---
title: Remote Execution
---

:::note
This guide assumes that you've already set up [ClearML](../clearml_sdk/clearml_sdk_setup.md) and [ClearML Agent](../clearml_agent/clearml_agent_setup.md).
:::

ClearML Agent enables seamless remote execution by offloading computations from a local development environment to a more 
powerful remote machine. This is useful for:

* Running initial process (a task or function) locally before scaling up.
* Offloading resource-intensive tasks to dedicated compute nodes.
* Managing execution through ClearML's queue system.

This guide focuses on transitioning a locally executed process to a remote machine for scalable execution. To learn how 
to reproduce a previously executed process on a remote machine, see [Reproducing Task Runs](reproduce_tasks.md).

## Running a Task Remotely 

A compelling workflow is:

1. Run code on a development machine for a few iterations, or just set up the environment.
1. Move the execution to a beefier remote machine for the actual training.

Use [`Task.execute_remotely()`](../references/sdk/task.md#execute_remotely) to implement this workflow. This method stops the current manual execution, and then 
re-runs it on a remote machine.

1. Deploy a `clearml-agent` from your beefier remote machine and assign it to the `default` queue:

   ```commandline
   clearml-agent daemon --queue default 
   ```  

1. Run the local code to send to the remote machine for execution:
    
   ```python
   from clearml import Task
    
   task = Task.init(project_name="myProject", task_name="myTask")
   
   # training code 
   
   task.execute_remotely(
       queue_name='default', 
       clone=False,  
       exit_process=True  
   )
   ```

Once `execute_remotely()` is called on the machine, it stops the local process and enqueues the current task into the `default`
queue. From there, an agent assigned to the queue can pull and launch it.
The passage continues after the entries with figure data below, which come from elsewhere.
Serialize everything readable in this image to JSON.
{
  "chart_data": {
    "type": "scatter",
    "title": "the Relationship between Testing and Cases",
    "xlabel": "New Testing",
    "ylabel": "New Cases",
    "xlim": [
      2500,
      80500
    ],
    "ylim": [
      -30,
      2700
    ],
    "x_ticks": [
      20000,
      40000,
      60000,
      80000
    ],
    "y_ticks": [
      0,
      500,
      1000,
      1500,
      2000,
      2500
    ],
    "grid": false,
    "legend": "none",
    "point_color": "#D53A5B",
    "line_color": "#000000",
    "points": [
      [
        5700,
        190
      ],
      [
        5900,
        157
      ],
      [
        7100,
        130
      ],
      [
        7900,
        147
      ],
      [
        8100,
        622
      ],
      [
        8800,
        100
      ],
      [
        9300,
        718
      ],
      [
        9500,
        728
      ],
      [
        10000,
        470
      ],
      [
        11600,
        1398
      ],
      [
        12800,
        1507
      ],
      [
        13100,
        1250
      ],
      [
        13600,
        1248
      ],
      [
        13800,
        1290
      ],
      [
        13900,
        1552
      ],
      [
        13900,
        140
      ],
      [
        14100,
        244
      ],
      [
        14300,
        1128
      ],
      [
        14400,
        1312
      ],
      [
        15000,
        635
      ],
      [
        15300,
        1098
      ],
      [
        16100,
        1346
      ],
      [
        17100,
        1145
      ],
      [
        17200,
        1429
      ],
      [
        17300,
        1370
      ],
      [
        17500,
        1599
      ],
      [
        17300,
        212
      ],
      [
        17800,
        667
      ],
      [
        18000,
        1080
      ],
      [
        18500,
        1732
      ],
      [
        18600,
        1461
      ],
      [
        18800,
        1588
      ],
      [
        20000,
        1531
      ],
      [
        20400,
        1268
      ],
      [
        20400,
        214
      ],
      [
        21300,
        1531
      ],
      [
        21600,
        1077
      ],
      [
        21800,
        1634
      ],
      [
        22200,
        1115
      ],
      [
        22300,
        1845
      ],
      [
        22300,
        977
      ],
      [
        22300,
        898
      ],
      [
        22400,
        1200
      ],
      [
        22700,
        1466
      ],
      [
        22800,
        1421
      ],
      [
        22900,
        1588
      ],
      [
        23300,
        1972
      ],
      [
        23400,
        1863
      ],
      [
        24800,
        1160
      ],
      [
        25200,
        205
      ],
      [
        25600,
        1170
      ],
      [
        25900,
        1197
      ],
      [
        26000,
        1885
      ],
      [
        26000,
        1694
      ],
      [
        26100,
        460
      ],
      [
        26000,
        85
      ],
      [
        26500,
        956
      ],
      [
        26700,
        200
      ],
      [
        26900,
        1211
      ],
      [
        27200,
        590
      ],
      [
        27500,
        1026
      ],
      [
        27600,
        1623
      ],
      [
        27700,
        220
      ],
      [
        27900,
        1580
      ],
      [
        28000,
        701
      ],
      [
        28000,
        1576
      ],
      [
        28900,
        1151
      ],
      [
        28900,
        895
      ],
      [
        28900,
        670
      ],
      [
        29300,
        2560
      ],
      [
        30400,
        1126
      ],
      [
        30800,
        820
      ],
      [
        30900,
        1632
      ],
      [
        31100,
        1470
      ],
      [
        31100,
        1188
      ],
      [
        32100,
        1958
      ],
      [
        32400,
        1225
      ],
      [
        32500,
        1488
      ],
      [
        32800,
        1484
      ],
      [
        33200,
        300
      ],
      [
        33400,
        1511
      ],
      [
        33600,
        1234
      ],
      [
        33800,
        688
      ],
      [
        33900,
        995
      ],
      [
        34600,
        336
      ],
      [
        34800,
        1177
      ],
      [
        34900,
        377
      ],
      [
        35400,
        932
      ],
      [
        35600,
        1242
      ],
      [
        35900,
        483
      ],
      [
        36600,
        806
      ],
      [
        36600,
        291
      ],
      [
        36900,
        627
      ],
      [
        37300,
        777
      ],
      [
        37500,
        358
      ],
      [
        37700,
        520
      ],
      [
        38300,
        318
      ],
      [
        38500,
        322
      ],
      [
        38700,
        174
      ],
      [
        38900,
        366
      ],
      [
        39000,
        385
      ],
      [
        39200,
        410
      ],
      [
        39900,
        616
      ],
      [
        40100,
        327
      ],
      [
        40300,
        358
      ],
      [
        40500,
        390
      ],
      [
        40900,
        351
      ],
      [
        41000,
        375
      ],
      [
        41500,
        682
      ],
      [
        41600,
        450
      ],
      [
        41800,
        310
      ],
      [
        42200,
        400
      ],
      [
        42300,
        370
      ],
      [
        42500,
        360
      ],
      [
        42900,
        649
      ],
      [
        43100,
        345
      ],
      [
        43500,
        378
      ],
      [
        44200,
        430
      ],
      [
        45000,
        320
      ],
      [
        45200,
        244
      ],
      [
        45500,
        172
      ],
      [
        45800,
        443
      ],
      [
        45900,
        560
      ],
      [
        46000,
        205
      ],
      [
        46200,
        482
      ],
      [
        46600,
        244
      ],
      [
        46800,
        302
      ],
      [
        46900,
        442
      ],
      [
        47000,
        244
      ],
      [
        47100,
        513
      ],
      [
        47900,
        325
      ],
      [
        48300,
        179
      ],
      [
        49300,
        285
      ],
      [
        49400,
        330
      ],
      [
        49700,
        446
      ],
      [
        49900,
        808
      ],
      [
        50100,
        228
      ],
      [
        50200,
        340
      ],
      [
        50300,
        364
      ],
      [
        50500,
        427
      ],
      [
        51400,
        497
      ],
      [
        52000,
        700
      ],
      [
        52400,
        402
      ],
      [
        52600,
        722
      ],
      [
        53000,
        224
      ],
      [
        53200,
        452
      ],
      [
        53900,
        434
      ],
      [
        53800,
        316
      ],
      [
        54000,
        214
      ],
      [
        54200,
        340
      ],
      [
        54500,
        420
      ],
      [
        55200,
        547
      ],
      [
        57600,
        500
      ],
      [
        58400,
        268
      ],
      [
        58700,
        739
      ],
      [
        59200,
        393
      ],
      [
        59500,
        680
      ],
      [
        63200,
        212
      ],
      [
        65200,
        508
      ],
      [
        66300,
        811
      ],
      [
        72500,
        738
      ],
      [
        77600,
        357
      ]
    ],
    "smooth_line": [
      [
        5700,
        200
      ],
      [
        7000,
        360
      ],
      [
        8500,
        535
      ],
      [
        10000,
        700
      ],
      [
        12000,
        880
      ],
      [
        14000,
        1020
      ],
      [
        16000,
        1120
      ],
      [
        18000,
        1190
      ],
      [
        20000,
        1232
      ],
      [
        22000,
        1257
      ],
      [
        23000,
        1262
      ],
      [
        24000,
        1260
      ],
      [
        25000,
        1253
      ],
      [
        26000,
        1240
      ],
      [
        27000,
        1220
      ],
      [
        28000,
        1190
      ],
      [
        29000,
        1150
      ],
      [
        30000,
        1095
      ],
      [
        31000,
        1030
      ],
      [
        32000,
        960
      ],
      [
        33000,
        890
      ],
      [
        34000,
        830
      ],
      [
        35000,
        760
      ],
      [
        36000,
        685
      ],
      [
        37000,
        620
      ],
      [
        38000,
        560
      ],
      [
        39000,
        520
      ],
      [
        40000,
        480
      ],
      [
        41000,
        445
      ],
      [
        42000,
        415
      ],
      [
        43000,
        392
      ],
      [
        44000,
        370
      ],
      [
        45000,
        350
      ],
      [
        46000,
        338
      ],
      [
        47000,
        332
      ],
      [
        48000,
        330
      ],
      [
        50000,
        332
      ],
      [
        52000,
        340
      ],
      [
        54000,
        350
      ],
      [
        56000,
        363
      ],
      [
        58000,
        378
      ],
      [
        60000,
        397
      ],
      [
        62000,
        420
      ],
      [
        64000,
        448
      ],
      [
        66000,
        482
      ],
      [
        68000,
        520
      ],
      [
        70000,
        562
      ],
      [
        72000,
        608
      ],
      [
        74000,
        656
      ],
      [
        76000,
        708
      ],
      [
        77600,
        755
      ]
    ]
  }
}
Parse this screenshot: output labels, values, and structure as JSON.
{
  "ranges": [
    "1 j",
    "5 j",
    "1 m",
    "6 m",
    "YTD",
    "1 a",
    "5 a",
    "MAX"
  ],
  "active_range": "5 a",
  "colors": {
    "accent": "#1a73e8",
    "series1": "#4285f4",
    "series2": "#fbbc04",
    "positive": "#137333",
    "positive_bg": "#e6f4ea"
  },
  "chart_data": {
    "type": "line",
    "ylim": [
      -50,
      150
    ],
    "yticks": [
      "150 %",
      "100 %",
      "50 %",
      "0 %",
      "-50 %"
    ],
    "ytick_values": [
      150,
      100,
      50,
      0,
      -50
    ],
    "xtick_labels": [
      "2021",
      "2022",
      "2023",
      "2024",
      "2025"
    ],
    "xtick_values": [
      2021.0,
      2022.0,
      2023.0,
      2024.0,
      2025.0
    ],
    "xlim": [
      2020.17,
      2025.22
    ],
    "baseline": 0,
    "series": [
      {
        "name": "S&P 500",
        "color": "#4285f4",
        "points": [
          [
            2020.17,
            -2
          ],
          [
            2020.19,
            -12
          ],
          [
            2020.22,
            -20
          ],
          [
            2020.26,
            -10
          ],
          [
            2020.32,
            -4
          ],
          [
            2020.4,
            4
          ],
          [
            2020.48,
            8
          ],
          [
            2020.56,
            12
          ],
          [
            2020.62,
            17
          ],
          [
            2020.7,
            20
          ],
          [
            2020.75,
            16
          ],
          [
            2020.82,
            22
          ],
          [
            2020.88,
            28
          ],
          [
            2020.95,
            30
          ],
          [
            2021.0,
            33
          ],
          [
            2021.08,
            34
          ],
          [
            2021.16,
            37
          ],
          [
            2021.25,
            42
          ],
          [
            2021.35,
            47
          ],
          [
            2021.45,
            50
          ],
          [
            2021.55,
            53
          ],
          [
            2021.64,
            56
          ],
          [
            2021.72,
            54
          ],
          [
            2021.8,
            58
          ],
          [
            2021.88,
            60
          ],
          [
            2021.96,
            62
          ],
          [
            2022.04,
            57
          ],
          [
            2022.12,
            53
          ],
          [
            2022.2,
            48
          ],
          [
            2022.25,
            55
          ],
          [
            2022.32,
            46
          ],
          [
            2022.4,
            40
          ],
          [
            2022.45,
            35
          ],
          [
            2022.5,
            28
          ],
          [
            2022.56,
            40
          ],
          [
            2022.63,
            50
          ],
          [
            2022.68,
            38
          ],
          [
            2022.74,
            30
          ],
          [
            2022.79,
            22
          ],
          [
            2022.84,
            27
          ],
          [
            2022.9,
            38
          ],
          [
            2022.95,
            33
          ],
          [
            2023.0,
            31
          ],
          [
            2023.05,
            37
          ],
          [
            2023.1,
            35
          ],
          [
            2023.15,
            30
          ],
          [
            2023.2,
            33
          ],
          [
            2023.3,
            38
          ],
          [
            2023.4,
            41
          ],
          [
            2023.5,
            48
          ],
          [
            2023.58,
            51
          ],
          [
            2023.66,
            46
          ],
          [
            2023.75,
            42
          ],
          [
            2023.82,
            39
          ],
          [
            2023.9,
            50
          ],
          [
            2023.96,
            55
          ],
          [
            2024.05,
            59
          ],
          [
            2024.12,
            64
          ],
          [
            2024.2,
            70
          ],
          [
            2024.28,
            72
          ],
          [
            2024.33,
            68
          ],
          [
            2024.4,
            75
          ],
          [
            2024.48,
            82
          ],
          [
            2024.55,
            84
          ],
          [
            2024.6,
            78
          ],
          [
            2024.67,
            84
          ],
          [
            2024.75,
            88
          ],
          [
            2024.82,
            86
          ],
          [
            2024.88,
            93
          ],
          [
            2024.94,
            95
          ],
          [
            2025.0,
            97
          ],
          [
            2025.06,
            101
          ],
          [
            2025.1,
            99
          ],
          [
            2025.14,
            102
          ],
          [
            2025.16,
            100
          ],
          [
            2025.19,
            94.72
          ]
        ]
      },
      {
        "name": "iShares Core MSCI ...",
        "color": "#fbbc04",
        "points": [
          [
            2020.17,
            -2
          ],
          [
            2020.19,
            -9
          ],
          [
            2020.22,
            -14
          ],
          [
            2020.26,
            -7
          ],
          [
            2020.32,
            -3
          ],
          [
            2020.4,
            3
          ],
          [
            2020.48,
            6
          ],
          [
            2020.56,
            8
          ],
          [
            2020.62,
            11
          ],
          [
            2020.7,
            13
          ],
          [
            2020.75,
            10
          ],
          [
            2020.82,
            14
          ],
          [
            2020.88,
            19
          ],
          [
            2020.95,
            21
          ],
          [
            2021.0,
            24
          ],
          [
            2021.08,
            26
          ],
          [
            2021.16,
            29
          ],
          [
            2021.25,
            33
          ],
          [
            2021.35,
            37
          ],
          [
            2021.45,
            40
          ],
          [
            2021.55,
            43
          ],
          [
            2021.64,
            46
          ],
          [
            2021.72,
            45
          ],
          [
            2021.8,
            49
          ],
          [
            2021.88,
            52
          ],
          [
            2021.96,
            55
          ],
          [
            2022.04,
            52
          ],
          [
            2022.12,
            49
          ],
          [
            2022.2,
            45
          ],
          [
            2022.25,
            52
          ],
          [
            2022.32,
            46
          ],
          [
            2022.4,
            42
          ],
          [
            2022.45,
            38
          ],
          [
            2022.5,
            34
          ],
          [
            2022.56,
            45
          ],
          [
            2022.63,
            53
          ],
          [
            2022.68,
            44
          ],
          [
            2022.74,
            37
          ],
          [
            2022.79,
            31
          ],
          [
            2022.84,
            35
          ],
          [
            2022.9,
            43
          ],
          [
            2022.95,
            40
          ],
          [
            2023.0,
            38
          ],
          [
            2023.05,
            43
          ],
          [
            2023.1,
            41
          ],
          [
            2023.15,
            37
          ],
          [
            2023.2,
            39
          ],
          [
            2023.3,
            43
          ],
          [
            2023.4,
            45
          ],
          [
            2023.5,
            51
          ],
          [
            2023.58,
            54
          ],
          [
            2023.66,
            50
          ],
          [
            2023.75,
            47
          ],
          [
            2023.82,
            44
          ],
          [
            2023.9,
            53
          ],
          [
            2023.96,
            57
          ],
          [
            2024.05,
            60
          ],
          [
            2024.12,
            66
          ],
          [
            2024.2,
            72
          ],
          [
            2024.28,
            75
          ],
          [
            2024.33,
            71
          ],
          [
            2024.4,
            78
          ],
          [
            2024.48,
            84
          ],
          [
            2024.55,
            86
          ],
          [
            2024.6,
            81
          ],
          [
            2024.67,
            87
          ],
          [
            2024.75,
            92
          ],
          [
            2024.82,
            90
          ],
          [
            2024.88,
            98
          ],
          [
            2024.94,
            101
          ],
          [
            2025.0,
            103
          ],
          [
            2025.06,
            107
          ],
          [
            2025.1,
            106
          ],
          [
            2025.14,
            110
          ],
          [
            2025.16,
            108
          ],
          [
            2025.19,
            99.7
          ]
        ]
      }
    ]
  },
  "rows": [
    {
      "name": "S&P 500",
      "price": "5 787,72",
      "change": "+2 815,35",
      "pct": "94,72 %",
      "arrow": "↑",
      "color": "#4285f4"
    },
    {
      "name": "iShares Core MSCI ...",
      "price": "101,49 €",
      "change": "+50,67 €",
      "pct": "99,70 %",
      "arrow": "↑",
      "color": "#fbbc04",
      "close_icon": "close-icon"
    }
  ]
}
## Running a Function Remotely 

You can execute a specific function remotely using [`Task.create_function_task()`](../references/sdk/task.md#create_function_task). 
This method creates a ClearML Task from a Python function and runs it on a remote machine.

For example:

```python
from clearml import Task
    
task = Task.init(project_name="myProject", task_name="Remote function")

def run_me_remotely(some_argument):
    print(some_argument)

a_func_task = task.create_function_task(
    func=run_me_remotely,  
    func_name='func_id_run_me_remotely',  
    task_name='a func task', 
    # everything below will be passed directly to our function as arguments
    some_argument=123
)
```

:::important Function Task Creation
Function tasks must be created from within a regular task, created by calling `Task.init`
:::

Arguments passed to the function will be automatically logged in the task's **CONFIGURATION** tab under the **HYPERPARAMETERS > Function section**. 
Like any other arguments, they can be changed from the UI or programmatically.